## Creating Amazon S3 Collection

You can create an Amazon S3 collection by following the steps given below.

  • After logging in to the Admin Console, select the Collections tab and click on Create a New Collection or "+" icon.

  • Choose Amazon S3 Collection as Collection Type

  • Enter a unique name for your collection (for example, AmazonS3).

  • Choose Private/Public Collection Access and Collection Encryption as per the requirements.

  • Choose the language of the content (if the language is other than English).

  • Click Save to create the collection.


  • Once the AmazonS3 collection is created you will be taken to the AmazonS3 tab

## AmazonS3 Collection Settings

  • The Settings sub-tab holds settings for Amazon S3 and tunable parameters for the search.

  • Amazon S3 settings must be set explicitly in the Amazon S3 collections.

  • The mandatory fields for AmazonS3 collection are

    • Access key

    • Secret key

    • Bucket name

  • SearchBlox also comes pre-configured with few other AmazonS3 parameters like includes, excludes when a new collection is created.

  • The following table has the list of settings for AmazonS3 Collection

**Access Key**Access key from Amazon S3 security credentials.
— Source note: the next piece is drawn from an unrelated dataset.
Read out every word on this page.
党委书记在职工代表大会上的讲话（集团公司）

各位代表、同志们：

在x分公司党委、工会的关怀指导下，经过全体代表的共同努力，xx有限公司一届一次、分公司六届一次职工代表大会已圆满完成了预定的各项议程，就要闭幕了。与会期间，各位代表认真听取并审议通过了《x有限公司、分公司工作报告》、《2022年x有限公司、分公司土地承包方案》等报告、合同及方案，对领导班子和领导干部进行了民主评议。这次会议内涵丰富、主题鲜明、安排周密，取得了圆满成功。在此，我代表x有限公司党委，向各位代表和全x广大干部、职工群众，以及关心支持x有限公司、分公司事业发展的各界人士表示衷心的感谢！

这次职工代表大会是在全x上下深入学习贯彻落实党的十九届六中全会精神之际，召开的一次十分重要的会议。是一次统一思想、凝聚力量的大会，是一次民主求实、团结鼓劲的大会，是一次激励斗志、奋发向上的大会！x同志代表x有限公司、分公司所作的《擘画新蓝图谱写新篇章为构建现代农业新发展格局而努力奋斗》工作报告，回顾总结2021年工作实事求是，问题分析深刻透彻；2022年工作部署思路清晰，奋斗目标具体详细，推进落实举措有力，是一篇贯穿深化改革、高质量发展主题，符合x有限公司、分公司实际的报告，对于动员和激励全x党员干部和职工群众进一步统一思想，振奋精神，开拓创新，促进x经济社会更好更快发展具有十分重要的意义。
Mandatory field.
**Secret Key**Security key from Amazon S3 security credentials. Mandatory field.
**Name**Optional name.
**Bucket**Amazon S3 bucket to index. Mandatory field.
**Path Prefix**Path prefix to index in this bucket example: Work/. This is optional. If specified, it should be an existing path with the trailing /.
**Includes**File types to be included. example: _.pdf, _.jpg.
**Excludes**File types to be excluded. example: *.zip.
**Relevance - Remove Duplicates**Avoids the indexing of duplicate documents, i.e., documents which have the same exact content. The default is NO
**Relevance - Stemming**Stemming considers the inflected words of the root form within the search page. For example, "running", "runs", and "ran" are all inflected forms of run. The default is YES.
**Relevance - Spelling Suggestions**When enabled, a spelling index is created at the end of the indexing process.
**Keyword-in-Context Display**The keyword-in-context returns search results with the description displayed from content areas where the search term occurs.
**Enable Detailed Log Settings**When debug mode is enabled, indexing activity gets logged in detail within the index.log. Log details include: Indexing status of each URL along with timestamp, URL indexing status along with timestamp, status code and time taken for indexing. By default this is set to NO.
**Enable Content API**Provides the ability to crawl the document content with special characters included.

Additional Note

  • Do not log transactions to S3 buckets since those log files will also be indexed, increasing bandwidth usage.

  • If logging is needed, then disallow the log files by excluding them (using extensions) in Collection Settings.

## **Schedule and Index**

Sets the frequency and the start date/time for indexing a collection. Schedule Frequency supported in SearchBlox is as follows:

  • Once

  • Hourly

  • Daily

  • Every 48 Hours

  • Every 96 Hours

  • Weekly

  • Monthly

The following operations can be performed in AmazonS3 collection:

**Schedule**For each collection, indexing can be scheduled based on the above options.

## **Data Fields Tab**

Using Data Fields tab we can create custom fields for search and we can see the Default Data Fields with non-encrypted collection. SearchBlox supports 4 types of Data Fields as listed below:

Keyword Number Date Text

  • Once the Data fields are configured, collection must be cleared and re-indexed to take effect.

To know more about Data Fields please refer to [Data Fields Tab](🔗)

Best Practices

  • It is mandatory to provide access key, secret key, bucket name and update rate in S3 collection settings.

  • It is possible to include or exclude file types using collection settings. Please use them to avoid indexing unnecessary file types.

  • If you have multiple collections, always schedule the activity to prevent more than 2-3 collections indexing at the same time.